In two key phase studies published in 2012 on older patients with GBM, PFS and OS were found to be shorter than in our study (17, 18). The reason for this is that the STUPP protocol was used in the treatment of the patients we analyzed, which is different from the two studies. The evaluation of mPFS and mOS yielded significant distinctions between the two age groups, and these findings are consistent with the literature (19). The mPFS was notably longer in patients under 65 years old (16 months) than in older patients (10 months) (p=0.004). Similarly, the mOS was substantially higher in the younger cohort (22 months) than in the older group (11 months) (p<0.001). This result was already expected, given that in many studies, a negative impact of age on PFS has been observed (20, 21). These findings underscore the potential impact of age on glioblastoma prognosis. One of the main reasons leading to this result is particularly the lower treatment tolerance of older patients after first-line treatment compared with young patients. In addition, publications indicate that the changing tumor microenvironment with increasing age can also impact these outcomes (19, 22).
Study Limitations
The present study has multiple limitations. The data collection was conducted retrospectively, and the patients were not randomized.
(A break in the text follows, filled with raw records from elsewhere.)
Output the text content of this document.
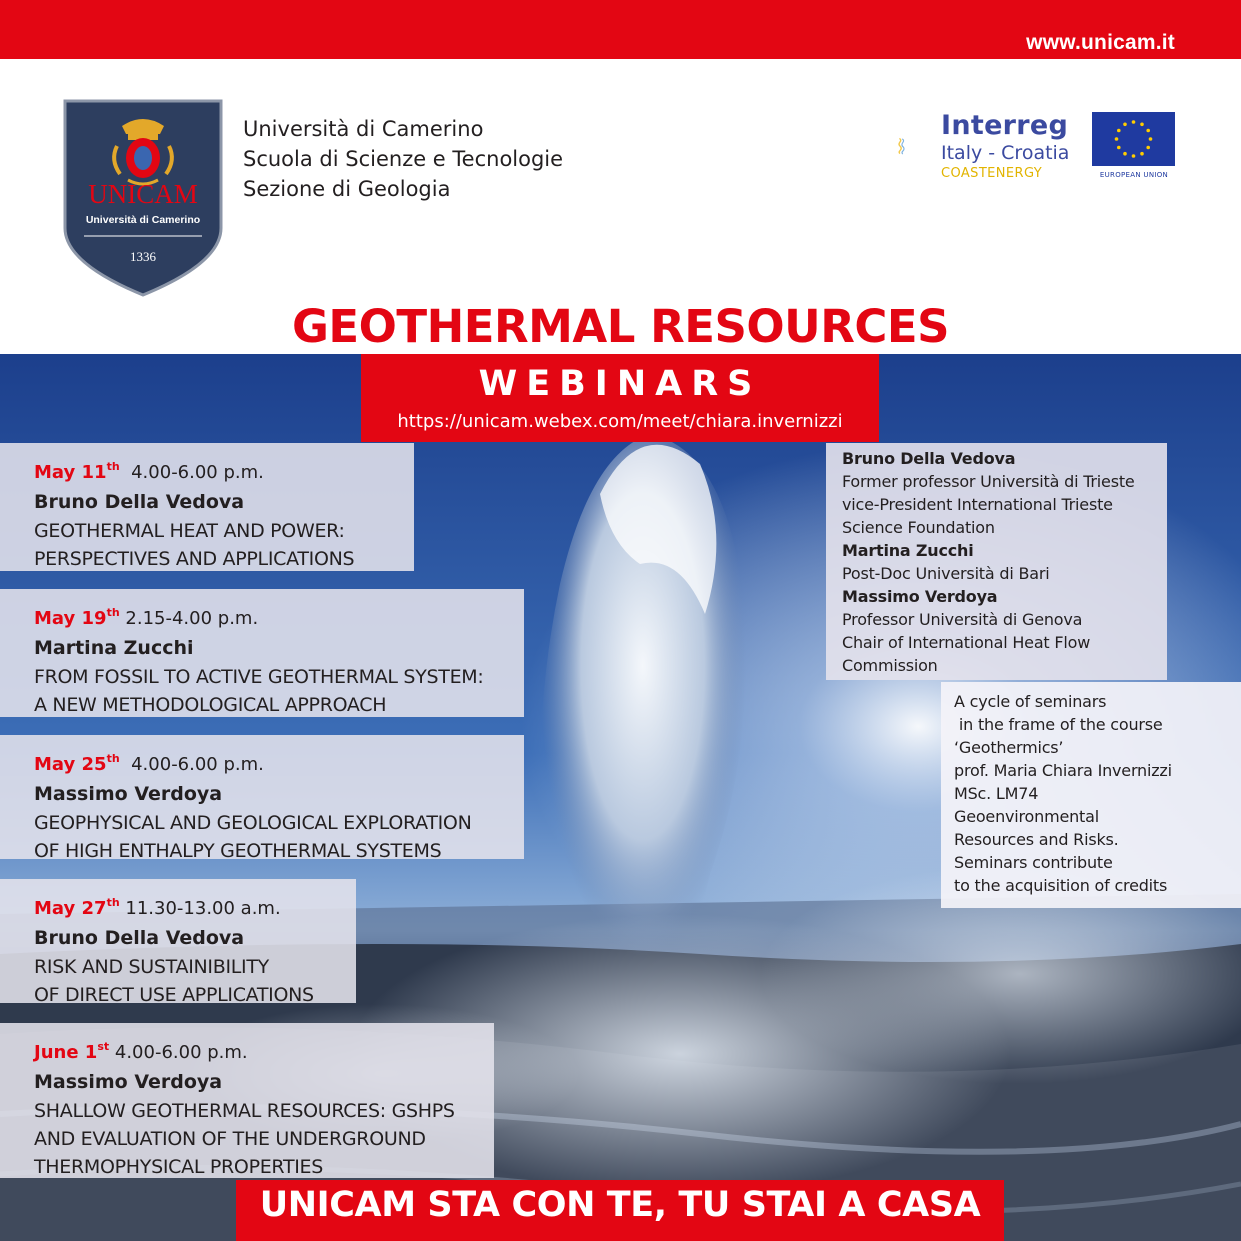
www.unicam.it
UNICAM
Università di Camerino
1336
Università di Camerino
Scuola di Scienze e Tecnologie
Sezione di Geologia
Interreg
Italy - Croatia
COASTENERGY	EUROPEAN UNION
GEOTHERMAL RESOURCES
WEBINARS
https://unicam.webex.com/meet/chiara.invernizzi
May 11th 4.00-6.00 p.m.
Bruno Della Vedova
GEOTHERMAL HEAT AND POWER:
PERSPECTIVES AND APPLICATIONS
May 19th 2.15-4.00 p.m.
Martina Zucchi
FROM FOSSIL TO ACTIVE GEOTHERMAL SYSTEM:
A NEW METHODOLOGICAL APPROACH
May 25th 4.00-6.00 p.m.
Massimo Verdoya
GEOPHYSICAL AND GEOLOGICAL EXPLORATION
OF HIGH ENTHALPY GEOTHERMAL SYSTEMS
May 27th 11.30-13.00 a.m.
Bruno Della Vedova
RISK AND SUSTAINIBILITY
OF DIRECT USE APPLICATIONS
June 1st 4.00-6.00 p.m.
Massimo Verdoya
SHALLOW GEOTHERMAL RESOURCES: GSHPS
AND EVALUATION OF THE UNDERGROUND
THERMOPHYSICAL PROPERTIES
Bruno Della Vedova
Former professor Università di Trieste
vice-President International Trieste
Science Foundation
Martina Zucchi
Post-Doc Università di Bari
Massimo Verdoya
Professor Università di Genova
Chair of International Heat Flow
Commission
A cycle of seminars
in the frame of the course
‘Geothermics’
prof. Maria Chiara Invernizzi
MSc. LM74
Geoenvironmental
Resources and Risks.
Seminars contribute
to the acquisition of credits
UNICAM STA CON TE, TU STAI A CASA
Regarding molecular markers, isocitrate dehydrogenase (IDH) mutations are less common in the older with GBM. Meanwhile, MGMT promoter methylation has been identified in approximately half of patients with GBM (23). The inability to access the retrospective data of molecular analyses of patients such as MGMT and IDH in our study was also another limiting factor that could have affected survival. Nevertheless, the strength of the present work is the standardized collection of patient characteristics, especially the standardization of patients’ ECOG performance scores is crucial.
Conclusion
For older patients with newly diagnosed GBM, current management includes surgery, RT, and chemotherapy; however, survival is significantly worse than that observed in younger patients. Cancer and aging are dynamic multidimensional processes that pose challenges to older patients and require multidisciplinary evaluation. Therefore, the results of our study also emphasize the importance of evaluating the general health status of geriatric oncology patients because it suggests that additional factors such as performance status and comorbidities, which change with age as well as age progression, may be at least as important as age in the treatment tolerance of patients. While age-related differences in treatment completion rates and survival outcomes were observed, it is essential to approach each patient individually, considering a comprehensive assessment of their overall health, comorbidities, and treatment tolerance. Research in this area, particularly where geriatric assessment is performed prior to treatmentş, may facilitate the development of more specialized treatment strategies for older patients with glioblastoma.